India missing out on blockchain investments
To put things in perspective, Gupta pointed out that venture capital firms have invested upwards of ₹400 billion (approximately $5.6 billion) in blockchain startups globally. However, India has received less than 0.2% of these investments, while Singapore attracted ₹53 billion (approximately $740 million or 13.25%) in the first nine months of 2019 alone as the result of investments in the local fintech economy.
“This leaves the enormous potential of IT developers and entrepreneurs here untapped, and unfunded. Foregoing the economic potential growth currently within reach by leveraging cryptocurrency innovation would be a regrettable missed opportunity for our country,” he emphasized.
He further listed the potential of cryptocurrency innovation and adoption to revitalise various traditional industries such as agriculture, finance, financial inclusion, and beyond. Gupta also said that access to cryptocurrency investments could significantly increase the purchasing power of everyday consumers, adding that this could have a profound ripple effect throughout the economy, stimulating wealth creation and a rise in living standards.

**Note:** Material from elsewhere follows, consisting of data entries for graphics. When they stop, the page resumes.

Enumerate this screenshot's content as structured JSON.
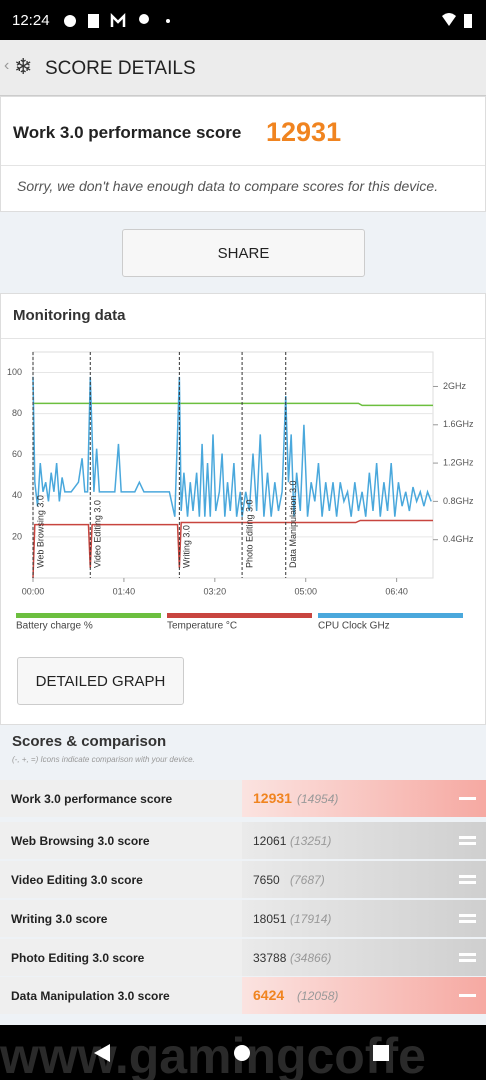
{
  "status_bar": {
    "time": "12:24"
  },
  "app_bar": {
    "title": "SCORE DETAILS"
  },
  "score_card": {
    "label": "Work 3.0 performance score",
    "score": 12931,
    "note": "Sorry, we don't have enough data to compare scores for this device."
  },
  "share_button": "SHARE",
  "monitoring_title": "Monitoring data",
  "chart_data": {
    "type": "line",
    "xlim": [
      0,
      440
    ],
    "xticks": [
      {
        "value": 0,
        "label": "00:00"
      },
      {
        "value": 100,
        "label": "01:40"
      },
      {
        "value": 200,
        "label": "03:20"
      },
      {
        "value": 300,
        "label": "05:00"
      },
      {
        "value": 400,
        "label": "06:40"
      }
    ],
    "ylim": [
      0,
      110
    ],
    "yticks": [
      20,
      40,
      60,
      80,
      100
    ],
    "y2lim": [
      0,
      2.36
    ],
    "y2ticks": [
      {
        "value": 0.4,
        "label": "0.4GHz"
      },
      {
        "value": 0.8,
        "label": "0.8GHz"
      },
      {
        "value": 1.2,
        "label": "1.2GHz"
      },
      {
        "value": 1.6,
        "label": "1.6GHz"
      },
      {
        "value": 2,
        "label": "2GHz"
      }
    ],
    "grid": true,
    "series": [
      {
        "name": "Battery charge %",
        "color": "#6cbf3f",
        "x": [
          0,
          358,
          362,
          440
        ],
        "values": [
          85,
          85,
          84,
          84
        ]
      },
      {
        "name": "Temperature °C",
        "color": "#c8453f",
        "x": [
          0,
          2,
          61,
          63,
          65,
          159,
          161,
          163,
          355,
          360,
          440
        ],
        "values": [
          0,
          26,
          26,
          5,
          26,
          26,
          5,
          27,
          27,
          28,
          28
        ]
      },
      {
        "name": "CPU Clock GHz",
        "color": "#4aa8dc",
        "axis": "y2",
        "x": [
          0,
          2,
          5,
          8,
          11,
          14,
          17,
          20,
          23,
          26,
          29,
          32,
          35,
          38,
          42,
          46,
          50,
          54,
          57,
          60,
          63,
          65,
          67,
          70,
          73,
          78,
          84,
          90,
          94,
          97,
          102,
          108,
          112,
          117,
          122,
          128,
          135,
          143,
          150,
          156,
          161,
          163,
          166,
          170,
          173,
          176,
          180,
          183,
          186,
          189,
          192,
          195,
          198,
          201,
          205,
          208,
          211,
          214,
          217,
          221,
          224,
          228,
          230,
          234,
          238,
          242,
          246,
          250,
          254,
          258,
          262,
          266,
          270,
          274,
          278,
          281,
          284,
          287,
          290,
          294,
          298,
          302,
          306,
          310,
          314,
          318,
          322,
          326,
          330,
          334,
          338,
          342,
          346,
          350,
          354,
          358,
          362,
          366,
          370,
          374,
          378,
          382,
          386,
          390,
          394,
          398,
          402,
          406,
          410,
          414,
          418,
          422,
          426,
          430,
          434,
          438
        ],
        "values": [
          2.1,
          1.0,
          0.75,
          1.2,
          0.9,
          1.0,
          0.8,
          1.1,
          0.9,
          1.2,
          0.8,
          1.05,
          0.9,
          0.9,
          0.9,
          0.95,
          1.0,
          1.25,
          0.9,
          0.9,
          2.1,
          1.5,
          0.9,
          1.35,
          0.9,
          0.9,
          0.9,
          0.9,
          1.4,
          0.9,
          0.9,
          0.9,
          0.9,
          1.0,
          0.9,
          0.9,
          0.9,
          0.9,
          0.9,
          0.64,
          2.1,
          0.7,
          1.1,
          0.64,
          1.0,
          0.7,
          1.1,
          0.64,
          1.4,
          0.64,
          1.2,
          0.64,
          1.5,
          0.7,
          0.9,
          1.3,
          0.64,
          1.0,
          0.7,
          1.2,
          0.64,
          0.9,
          0.64,
          0.9,
          0.7,
          1.3,
          0.7,
          1.5,
          0.64,
          1.1,
          0.64,
          1.0,
          0.7,
          0.9,
          1.9,
          1.0,
          1.5,
          0.64,
          1.1,
          0.7,
          1.6,
          0.64,
          1.0,
          0.8,
          1.2,
          0.64,
          1.0,
          0.7,
          1.0,
          0.64,
          1.0,
          0.8,
          0.9,
          0.64,
          1.0,
          0.7,
          0.9,
          0.64,
          1.1,
          0.7,
          1.2,
          0.64,
          1.0,
          0.7,
          1.2,
          0.64,
          1.0,
          0.75,
          0.9,
          0.7,
          0.95,
          0.8,
          0.9,
          0.75,
          0.9,
          0.8
        ]
      }
    ],
    "annotations": [
      {
        "x": 0,
        "label": "Web Browsing 3.0"
      },
      {
        "x": 63,
        "label": "Video Editing 3.0"
      },
      {
        "x": 161,
        "label": "Writing 3.0"
      },
      {
        "x": 230,
        "label": "Photo Editing 3.0"
      },
      {
        "x": 278,
        "label": "Data Manipulation 3.0"
      }
    ]
  },
  "detailed_graph_button": "DETAILED GRAPH",
  "scores": {
    "title": "Scores & comparison",
    "subtitle": "(-, +, =) Icons indicate comparison with your device.",
    "rows": [
      {
        "name": "Work 3.0 performance score",
        "score": 12931,
        "reference": "(14954)",
        "status": "lower"
      },
      {
        "name": "Web Browsing 3.0 score",
        "score": 12061,
        "reference": "(13251)",
        "status": "equal"
      },
      {
        "name": "Video Editing 3.0 score",
        "score": 7650,
        "reference": "(7687)",
        "status": "equal"
      },
      {
        "name": "Writing 3.0 score",
        "score": 18051,
        "reference": "(17914)",
        "status": "equal"
      },
      {
        "name": "Photo Editing 3.0 score",
        "score": 33788,
        "reference": "(34866)",
        "status": "equal"
      },
      {
        "name": "Data Manipulation 3.0 score",
        "score": 6424,
        "reference": "(12058)",
        "status": "lower"
      }
    ]
  },
  "watermark": "www.gamingcoffe"
}
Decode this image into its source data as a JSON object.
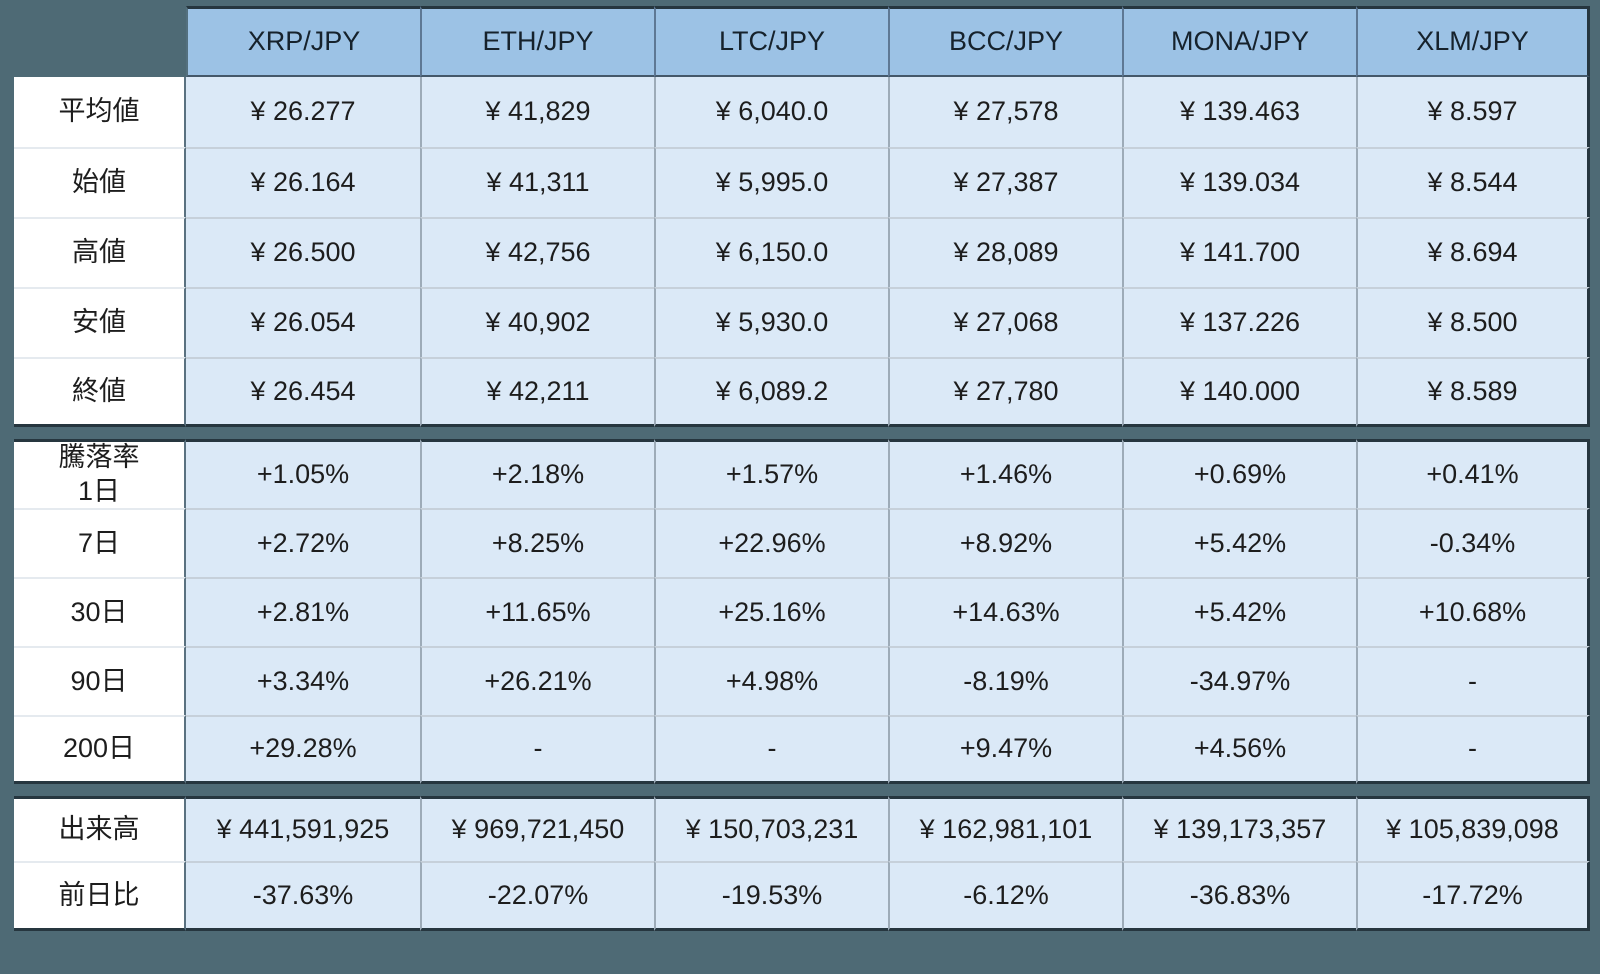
{
  "colors": {
    "page_background": "#4e6a75",
    "header_cell": "#9cc2e5",
    "data_cell": "#dbe9f7",
    "label_cell": "#ffffff",
    "section_border": "#26363f",
    "text": "#1d1d1d"
  },
  "chart_data": {
    "type": "table",
    "title": "",
    "columns": [
      "XRP/JPY",
      "ETH/JPY",
      "LTC/JPY",
      "BCC/JPY",
      "MONA/JPY",
      "XLM/JPY"
    ],
    "sections": [
      {
        "name": "prices",
        "rows": [
          {
            "label": "平均値",
            "values": [
              "¥ 26.277",
              "¥ 41,829",
              "¥ 6,040.0",
              "¥ 27,578",
              "¥ 139.463",
              "¥ 8.597"
            ]
          },
          {
            "label": "始値",
            "values": [
              "¥ 26.164",
              "¥ 41,311",
              "¥ 5,995.0",
              "¥ 27,387",
              "¥ 139.034",
              "¥ 8.544"
            ]
          },
          {
            "label": "高値",
            "values": [
              "¥ 26.500",
              "¥ 42,756",
              "¥ 6,150.0",
              "¥ 28,089",
              "¥ 141.700",
              "¥ 8.694"
            ]
          },
          {
            "label": "安値",
            "values": [
              "¥ 26.054",
              "¥ 40,902",
              "¥ 5,930.0",
              "¥ 27,068",
              "¥ 137.226",
              "¥ 8.500"
            ]
          },
          {
            "label": "終値",
            "values": [
              "¥ 26.454",
              "¥ 42,211",
              "¥ 6,089.2",
              "¥ 27,780",
              "¥ 140.000",
              "¥ 8.589"
            ]
          }
        ]
      },
      {
        "name": "change-rates",
        "rows": [
          {
            "label": "騰落率\n1日",
            "values": [
              "+1.05%",
              "+2.18%",
              "+1.57%",
              "+1.46%",
              "+0.69%",
              "+0.41%"
            ]
          },
          {
            "label": "7日",
            "values": [
              "+2.72%",
              "+8.25%",
              "+22.96%",
              "+8.92%",
              "+5.42%",
              "-0.34%"
            ]
          },
          {
            "label": "30日",
            "values": [
              "+2.81%",
              "+11.65%",
              "+25.16%",
              "+14.63%",
              "+5.42%",
              "+10.68%"
            ]
          },
          {
            "label": "90日",
            "values": [
              "+3.34%",
              "+26.21%",
              "+4.98%",
              "-8.19%",
              "-34.97%",
              "-"
            ]
          },
          {
            "label": "200日",
            "values": [
              "+29.28%",
              "-",
              "-",
              "+9.47%",
              "+4.56%",
              "-"
            ]
          }
        ]
      },
      {
        "name": "volume",
        "rows": [
          {
            "label": "出来高",
            "values": [
              "¥ 441,591,925",
              "¥ 969,721,450",
              "¥ 150,703,231",
              "¥ 162,981,101",
              "¥ 139,173,357",
              "¥ 105,839,098"
            ]
          },
          {
            "label": "前日比",
            "values": [
              "-37.63%",
              "-22.07%",
              "-19.53%",
              "-6.12%",
              "-36.83%",
              "-17.72%"
            ]
          }
        ]
      }
    ]
  }
}
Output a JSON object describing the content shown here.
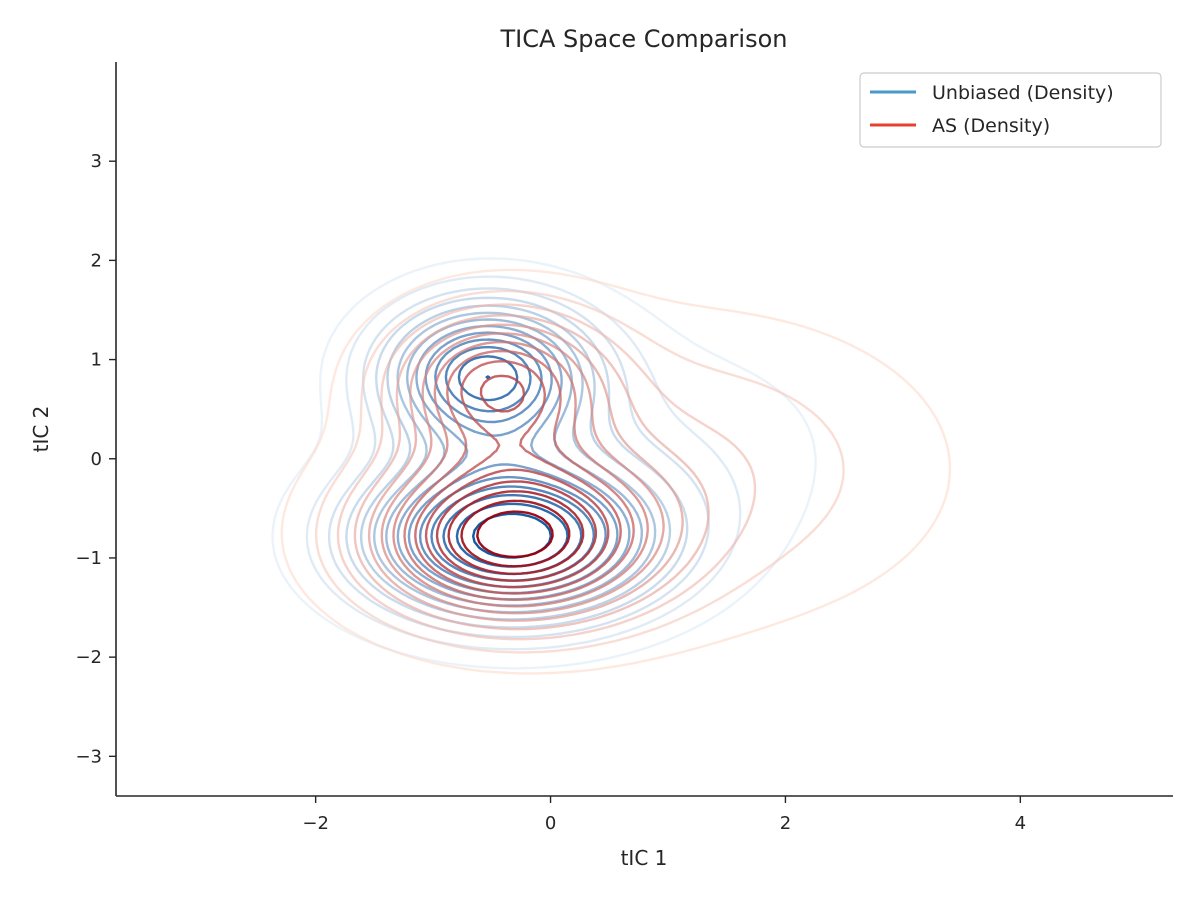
{
  "chart_data": {
    "type": "contour",
    "title": "TICA Space Comparison",
    "xlabel": "tIC 1",
    "ylabel": "tIC 2",
    "xlim": [
      -3.7,
      5.3
    ],
    "ylim": [
      -3.4,
      4.0
    ],
    "x_ticks": [
      -2,
      0,
      2,
      4
    ],
    "y_ticks": [
      -3,
      -2,
      -1,
      0,
      1,
      2,
      3
    ],
    "x_tick_labels": [
      "−2",
      "0",
      "2",
      "4"
    ],
    "y_tick_labels": [
      "−3",
      "−2",
      "−1",
      "0",
      "1",
      "2",
      "3"
    ],
    "grid": false,
    "legend_position": "top-right",
    "levels": 14,
    "series": [
      {
        "name": "Unbiased (Density)",
        "legend_color": "#4a98c9",
        "colormap": [
          "#dbe9f6",
          "#08519c"
        ],
        "components": [
          {
            "weight": 0.55,
            "mx": -0.35,
            "my": -0.8,
            "sx": 0.85,
            "sy": 0.55
          },
          {
            "weight": 0.3,
            "mx": -0.55,
            "my": 0.85,
            "sx": 0.6,
            "sy": 0.5
          },
          {
            "weight": 0.15,
            "mx": 0.9,
            "my": 0.1,
            "sx": 1.3,
            "sy": 0.95
          }
        ]
      },
      {
        "name": "AS (Density)",
        "legend_color": "#e8402e",
        "colormap": [
          "#fdd7c6",
          "#99000d"
        ],
        "components": [
          {
            "weight": 0.45,
            "mx": -0.35,
            "my": -0.8,
            "sx": 0.8,
            "sy": 0.55
          },
          {
            "weight": 0.2,
            "mx": -0.45,
            "my": 0.75,
            "sx": 0.6,
            "sy": 0.5
          },
          {
            "weight": 0.35,
            "mx": 1.1,
            "my": -0.1,
            "sx": 1.5,
            "sy": 1.05
          }
        ]
      }
    ]
  }
}
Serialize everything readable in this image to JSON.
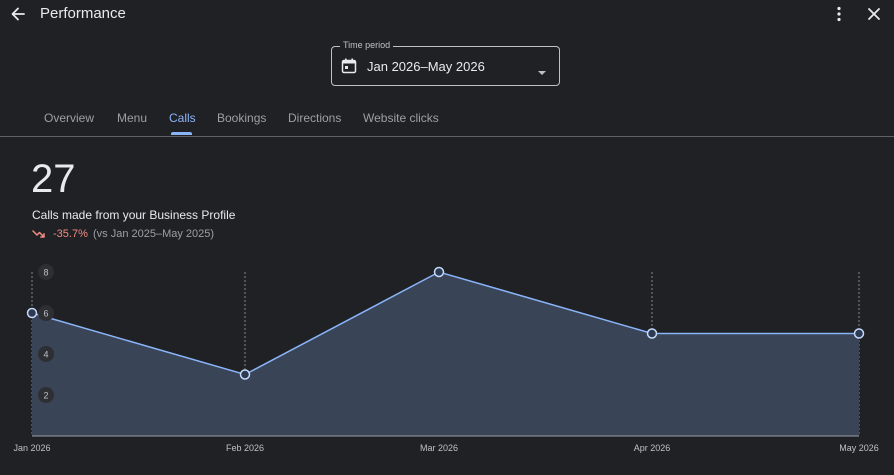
{
  "header": {
    "title": "Performance",
    "back_icon": "arrow-back-icon",
    "more_icon": "more-vert-icon",
    "close_icon": "close-icon"
  },
  "time_period": {
    "label": "Time period",
    "value": "Jan 2026–May 2026",
    "icon": "calendar-icon"
  },
  "tabs": [
    {
      "label": "Overview",
      "active": false
    },
    {
      "label": "Menu",
      "active": false
    },
    {
      "label": "Calls",
      "active": true
    },
    {
      "label": "Bookings",
      "active": false
    },
    {
      "label": "Directions",
      "active": false
    },
    {
      "label": "Website clicks",
      "active": false
    }
  ],
  "summary": {
    "total": "27",
    "description": "Calls made from your Business Profile",
    "change": "-35.7%",
    "comparison": "(vs Jan 2025–May 2025)",
    "trend_icon": "trending-down-icon"
  },
  "colors": {
    "background": "#202124",
    "accent": "#8ab4f8",
    "negative": "#f28b82",
    "area_fill": "#394457"
  },
  "chart_data": {
    "type": "area",
    "x": [
      "Jan 2026",
      "Feb 2026",
      "Mar 2026",
      "Apr 2026",
      "May 2026"
    ],
    "series": [
      {
        "values": [
          6,
          3,
          8,
          5,
          5
        ]
      }
    ],
    "yticks": [
      2,
      4,
      6,
      8
    ],
    "ylim": [
      0,
      8
    ],
    "grid": "dashed vertical lines at each month"
  }
}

“Countries such as the United States and China are racing to capitalise upon the opportunity presented by cryptocurrency and blockchain technology by taking out patents, supporting startups, building new digital infrastructures, and—most importantly—investing in research and development. Additionally, the cryptocurrency sector in Asia is set to become increasingly competitive, emerging markets such as the Philippines and Thailand have begun developing frameworks to benefit their local cryptocurrency markets and promote innovation within their countries,” Gupta wrote.
Need for clear regulations
The legal status of cryptocurrencies in India seems to be uncertain at the moment. The Internet and Mobile Association of India (IAMAI), on behalf of the domestic crypto exchanges, is currently fighting a legal battle with the Reserve Bank of India (RBI) against the crypto banking ban imposed by the central bank in 2018.
In a recent clarification, RBI said that it did not ban cryptocurrencies, but only ringfenced banks from it due to risks associated with trading these virtual assets.
Last year, the Indian Department of Economic Affairs (DEA) announced that it has received a report on cryptocurrency regulation submitted an inter-ministerial committee which was set up by the Indian government in 2017. The Committee recommended that all private cryptocurrencies, except any cryptocurrency which may be issued by the government, be banned in India.
Gupta said that the development of clear government definitions pertaining to cryptocurrencies and related products and activities would help to engender a clear legal stance on cryptocurrencies in India.
“This will be necessary to support the cryptocurrency sector in bringing sustainable growth to the Indian technology sector, promoting economic development, and bringing its benefits to bear on the nation,” he said.
“The creation of clear guidelines surrounding the process of applying for and meeting the compliance requirements necessary to obtain a cryptocurrency exchange license, financial services license, payments processing license, banking license, etc. for fintech businesses; as well as a clear penal framework protecting investors, enacting KYC, and promoting cryptocurrency compliance with the requirements of SEBI and the Indian government would also serve to promote the industry’s growth.”
Furthermore, he recommended including blockchain courses in schools and colleges so that the nation’s youth are well-equipped to benefit from the job opportunities presented by this emerging sector. Gupta said that the lack of sufficient support and investment to nurture the crypto and blockchain industry would risk pushing the innovation, tax revenue, and jobs that these new technologies create overseas, potentially leading to massive brain drain and talent migration.
“We appeal to you to reconsider your stance on cryptocurrencies and support regulation that does not disadvantage India’s technological potential. We remain committed to working with you to achieve this, and to attain a brighter future for the Indian nation,” he concluded.
Just recently, the National Institute for Smart Governance (NISG) published a draft of the country’s national blockchain strategy. In addition to encouraging blockchain innovation and experimentation, the NISG recommended the government to consider issuing a state-backed digital Rupee.